Quando chove forte, Manaus revela seu retrato mais cruel: uma capital que insiste em tratar tragédias previsíveis como surpresas naturais.
Ruas viram rios, casas são invadidas e avenidas recém-asfaltadas se dissolvem em horas.
A causa é conhecida há décadas — ausência de investimento real em drenagem urbana —, mas as gestões municipais preferem o marketing das obras rápidas à engenharia das soluções definitivas.
Quarenta anos de esquecimento subterrâneo
Desde os anos 1980, o subsolo de Manaus não vê um plano de drenagem digno do nome. As galerias pluviais são as mesmas de meio século atrás, entupidas ou destruídas por falta de manutenção.
A cidade cresceu em todas as direções, mas o sistema de escoamento ficou parado no tempo — sem ampliação, monitoramento ou integração com os igarapés.
A urbanização avançou sobre cursos d’água e áreas alagadiças, enterrando os canais naturais e transferindo o problema da floresta para o asfalto.
Engenheiros alertam há anos: Manaus não precisa de mais asfalto, precisa de drenagem. Mas o poder público insiste em tapar buracos, não em planejar o futuro.
Lixo, desordem e o colapso diário
O lixo descartado irregularmente entope bueiros e canaletas, transformando cada chuva em espetáculo de caos.
Mas culpar apenas a população é simplificar demais: sem coleta eficiente, fiscalização ou educação ambiental consistente, o resultado é inevitável.
O problema virou crônico porque a prefeitura atua sempre depois do desastre, nunca antes. Cada gestão repete o ciclo da omissão: promessas, planos e silêncio até a próxima enchente.

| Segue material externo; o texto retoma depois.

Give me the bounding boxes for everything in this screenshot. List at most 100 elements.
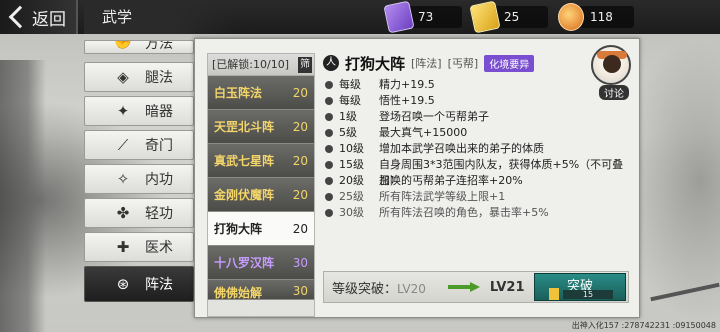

O rio Negro como cúmplice involuntário
Durante a cheia, o rio Negro sobe e impede o escoamento das galerias, fazendo a água voltar pelas bocas de lobo.
É um fenômeno natural, mas agravado por obras improvisadas e ausência de engenharia hidráulica séria.
Manaus, literalmente, se afoga em sua própria incompetência administrativa. O que falta não é diagnóstico — é coragem política
As soluções são conhecidas:
Recuperar e desobstruir os igarapés;
Implantar reservatórios subterrâneos (os “piscinões”);
Modernizar as galerias pluviais;
Controlar a impermeabilização urbana e investir em áreas verdes.
Mas nada disso sai do papel porque planejamento urbano não rende voto imediato. Prefeitos preferem tapar buracos com retroescavadeiras e slogans, enquanto o subsolo segue esquecido.
O preço da omissão
Resolver os alagamentos em Manaus exigiria investimentos de longo prazo — estimados em R$ 3 bilhões, segundo estudos da própria prefeitura.
Mas o custo político de encarar o problema é maior do que o das manchetes com carros boiando. E assim, há 40 anos,
Manaus vive sob a chuva como se fosse a primeira vez, embora todos saibam que é apenas o resultado previsível de décadas de descuido e desinteresse.
Enquanto a cidade continua alagando, o poder público continua drenando — mas o que escoa não é água: é responsabilidade.